Court Opinion

ID: 9628641
Source: CourtListenerOpinion
Date Created: 2023-08-22 09:27:30.98278+00
Date Added: 2024-06-11T18:07:09.133293
License: Public Domain

Foster, J. (dissenting)
I cannot agree that the trial court did not abuse its discretion in permitting a view of the premises under the circumstances disclosed by this record. If the condition has materially changed in the interval between the accident and the trial, the jury might be misled and a denial of a view, under the circumstances, is not an abuse of the judicial discretion. Wieber v. Everett, 155 Wash. 167, 283 Pac. 1085.
I think there was an abuse of discretion in permitting a view of the premises because of the changes made in the ten-month interval between the accident and the trial, which is emphasized by the reason given by the respondents’ counsel in the request for the view. The respondent wife admitted that the ladder standing on the patio at the time of the accident was a “deathtrap.” Respondents’ counsel desired the view not for the purpose of enabling the jury to understand the testimony but to contradict the deathtrap testimony.

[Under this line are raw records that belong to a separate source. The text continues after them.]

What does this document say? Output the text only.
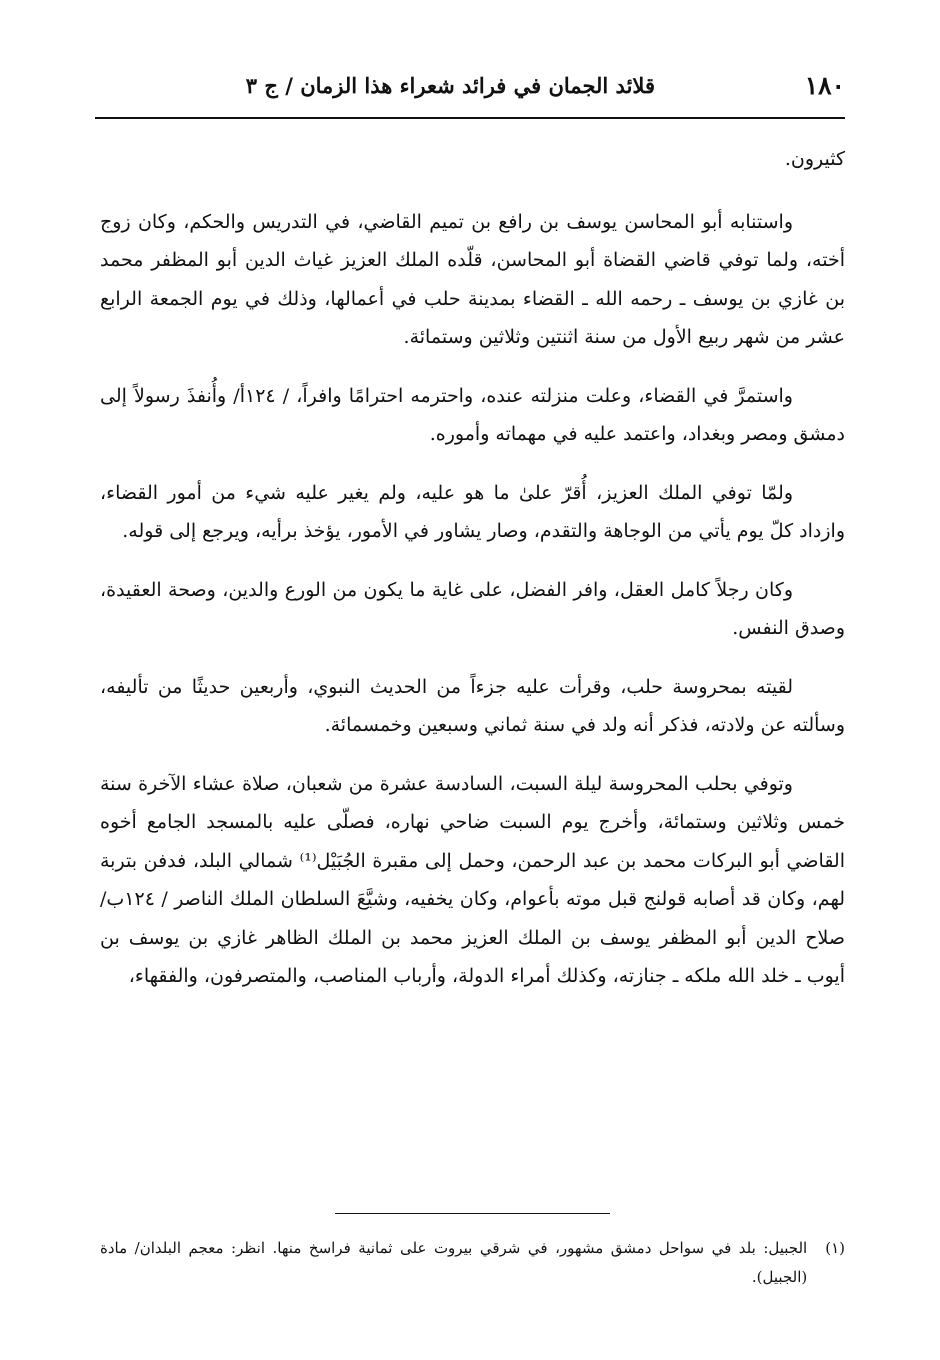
١٨٠
قلائد الجمان في فرائد شعراء هذا الزمان / ج ٣

كثيرون.

واستنابه أبو المحاسن يوسف بن رافع بن تميم القاضي، في التدريس والحكم، وكان زوج أخته، ولما توفي قاضي القضاة أبو المحاسن، قلّده الملك العزيز غياث الدين أبو المظفر محمد بن غازي بن يوسف ـ رحمه الله ـ القضاء بمدينة حلب في أعمالها، وذلك في يوم الجمعة الرابع عشر من شهر ربيع الأول من سنة اثنتين وثلاثين وستمائة.

واستمرَّ في القضاء، وعلت منزلته عنده، واحترمه احترامًا وافراً، / ١٢٤أ/ وأُنفذَ رسولاً إلى دمشق ومصر وبغداد، واعتمد عليه في مهماته وأموره.

ولمّا توفي الملك العزيز، أُقرّ علىٰ ما هو عليه، ولم يغير عليه شيء من أمور القضاء، وازداد كلّ يوم يأتي من الوجاهة والتقدم، وصار يشاور في الأمور، يؤخذ برأيه، ويرجع إلى قوله.

وكان رجلاً كامل العقل، وافر الفضل، على غاية ما يكون من الورع والدين، وصحة العقيدة، وصدق النفس.

لقيته بمحروسة حلب، وقرأت عليه جزءاً من الحديث النبوي، وأربعين حديثًا من تأليفه، وسألته عن ولادته، فذكر أنه ولد في سنة ثماني وسبعين وخمسمائة.

وتوفي بحلب المحروسة ليلة السبت، السادسة عشرة من شعبان، صلاة عشاء الآخرة سنة خمس وثلاثين وستمائة، وأخرج يوم السبت ضاحي نهاره، فصلّى عليه بالمسجد الجامع أخوه القاضي أبو البركات محمد بن عبد الرحمن، وحمل إلى مقبرة الجُبَيْل⁽¹⁾ شمالي البلد، فدفن بتربة لهم، وكان قد أصابه قولنج قبل موته بأعوام، وكان يخفيه، وشيَّعَ السلطان الملك الناصر / ١٢٤ب/ صلاح الدين أبو المظفر يوسف بن الملك العزيز محمد بن الملك الظاهر غازي بن يوسف بن أيوب ـ خلد الله ملكه ـ جنازته، وكذلك أمراء الدولة، وأرباب المناصب، والمتصرفون، والفقهاء،

(١)
الجبيل: بلد في سواحل دمشق مشهور، في شرقي بيروت على ثمانية فراسخ منها. انظر: معجم البلدان/ مادة (الجبيل).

The decisive issue in the controversy was whether the condition of the patio was so dangerous as to intrude itself upon the observation and appreciation of an ordinarily prudent person.. Where, as here, a fairly delicate observa*280tion of the physical attributes must be translated into an appreciation of danger, small changes assume increased importance. This may be without significance to gross perceptions, but may assume controlling importance in views involving fine judgments. The inquiry is: Were the changes material to a perception of danger, and, if so, were they sufficiently substantial to make a significant difference in that perception at the two different times? The answer is “Yes.”

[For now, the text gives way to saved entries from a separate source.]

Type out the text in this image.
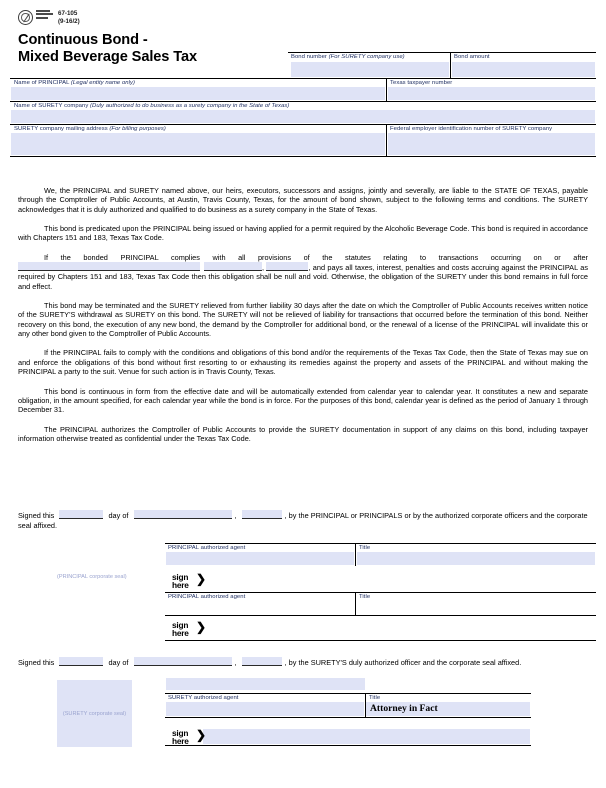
67-105
(9-16/2)
Continuous Bond -
Mixed Beverage Sales Tax	Bond number (For SURETY company use)	Bond amount
Name of PRINCIPAL (Legal entity name only)	Texas taxpayer number
Name of SURETY company (Duly authorized to do business as a surety company in the State of Texas)
SURETY company mailing address (For billing purposes)	Federal employer identification number of SURETY company

We, the PRINCIPAL and SURETY named above, our heirs, executors, successors and assigns, jointly and severally, are liable to the STATE OF TEXAS, payable through the Comptroller of Public Accounts, at Austin, Travis County, Texas, for the amount of bond shown, subject to the following terms and conditions. The SURETY acknowledges that it is duly authorized and qualified to do business as a surety company in the State of Texas.

This bond is predicated upon the PRINCIPAL being issued or having applied for a permit required by the Alcoholic Beverage Code. This bond is required in accordance with Chapters 151 and 183, Texas Tax Code.

If the bonded PRINCIPAL complies with all provisions of the statutes relating to transactions occurring on or after ,	, and pays all taxes, interest, penalties and costs accruing against the PRINCIPAL as required by Chapters 151 and 183, Texas Tax Code then this obligation shall be null and void. Otherwise, the obligation of the SURETY under this bond remains in full force and effect.

This bond may be terminated and the SURETY relieved from further liability 30 days after the date on which the Comptroller of Public Accounts receives written notice of the SURETY'S withdrawal as SURETY on this bond. The SURETY will not be relieved of liability for transactions that occurred before the termination of this bond. Neither recovery on this bond, the execution of any new bond, the demand by the Comptroller for additional bond, or the renewal of a license of the PRINCIPAL will invalidate this or any other bond given to the Comptroller of Public Accounts.

If the PRINCIPAL fails to comply with the conditions and obligations of this bond and/or the requirements of the Texas Tax Code, then the State of Texas may sue on and enforce the obligations of this bond without first resorting to or exhausting its remedies against the property and assets of the PRINCIPAL and without making the PRINCIPAL a party to the suit. Venue for such action is in Travis County, Texas.

This bond is continuous in form from the effective date and will be automatically extended from calendar year to calendar year. It constitutes a new and separate obligation, in the amount specified, for each calendar year while the bond is in force. For the purposes of this bond, calendar year is defined as the period of January 1 through December 31.

The PRINCIPAL authorizes the Comptroller of Public Accounts to provide the SURETY documentation in support of any claims on this bond, including taxpayer information otherwise treated as confidential under the Texas Tax Code.

Signed this	day of	,	, by the PRINCIPAL or PRINCIPALS or by the authorized corporate officers and the corporate seal affixed.
(PRINCIPAL corporate seal)
PRINCIPAL authorized agent	Title
sign
here ❯
PRINCIPAL authorized agent	Title
sign
here ❯
Signed this	day of	,	, by the SURETY'S duly authorized officer and the corporate seal affixed.
(SURETY corporate seal)
SURETY authorized agent	Title
Attorney in Fact
sign
here ❯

It is beyond controversy that the patio was enlarged to many times its previous size, that it was painted a different color with a different type of paint applied to produce a rougher appearing surface, and that a flower box had been added so that the ladder perforce leaned against the house at a different angle. At the time of the accident, the patio was enclosed with a wire fence which was removed before trial. The totality of the changes produced a different mental image.2
Dean Wigmore stated the applicable criterion in the following passages of his work on evidence:
“The present condition of an object offered may not be the same as at the time in issue, nor so nearly the same as to be proper evidence of its former condition; accordingly, autoptic proference is allowable only on the assumption that the condition is now the same or sufficiently similar.” 4 Wigmore on Evidence (3rd ed.) 243, 246, § 1154(6).

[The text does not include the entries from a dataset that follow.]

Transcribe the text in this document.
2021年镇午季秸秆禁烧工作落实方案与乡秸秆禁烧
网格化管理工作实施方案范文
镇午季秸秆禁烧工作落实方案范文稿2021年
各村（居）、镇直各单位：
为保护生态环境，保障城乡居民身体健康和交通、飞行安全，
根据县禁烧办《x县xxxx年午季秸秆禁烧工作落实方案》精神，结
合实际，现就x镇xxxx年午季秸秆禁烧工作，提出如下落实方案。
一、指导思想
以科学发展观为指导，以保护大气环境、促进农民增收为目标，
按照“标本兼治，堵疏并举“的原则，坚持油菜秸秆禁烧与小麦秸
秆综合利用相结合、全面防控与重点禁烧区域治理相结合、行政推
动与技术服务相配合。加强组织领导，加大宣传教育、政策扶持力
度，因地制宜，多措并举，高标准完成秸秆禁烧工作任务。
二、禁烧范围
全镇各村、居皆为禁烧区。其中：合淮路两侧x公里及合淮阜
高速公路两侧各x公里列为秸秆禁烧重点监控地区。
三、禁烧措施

“It may be noted, as one circumstance affecting the exercise of that discretion, that, since the present condition of an object is not always a good index of its prior condition at the time in issue, a view may well be refused where such a change of condition is likely to have occurred that a view *281of the object in its present condition would probably be misleading.” 4 Wigmore on Evidence (3rd ed.) 277, 279, § 1164.
Such then is a brief statement of my reasons for believing that the trial court erred in permitting the view of the premises because of the manifest changes made in the interval between the accident and the time of trial.
I would order a new trial.
Rosellini, J., concurs with Foster, J.

“Sensitivity to stimulus patterning introduces problems of organization going beyond sensitivity to stimulus differences. The basic organization appears to be that of figure-and-ground so that we recognize patterns as figures against a background whether or not.the patterns are familiar. Contours and surfaces are important determiners of how we perceive figures.
“Mainly, we perceive things, and we perceive environmental objects as thing-like, that is, as stable and enduring. The stability of perceived objects depends on various constancies: color- and brightness-constancy, shape-constancy, and size-constancy. . . .” (Part italics supplied). Hilgard, Introduction to Psychology, 281, 309 (1953).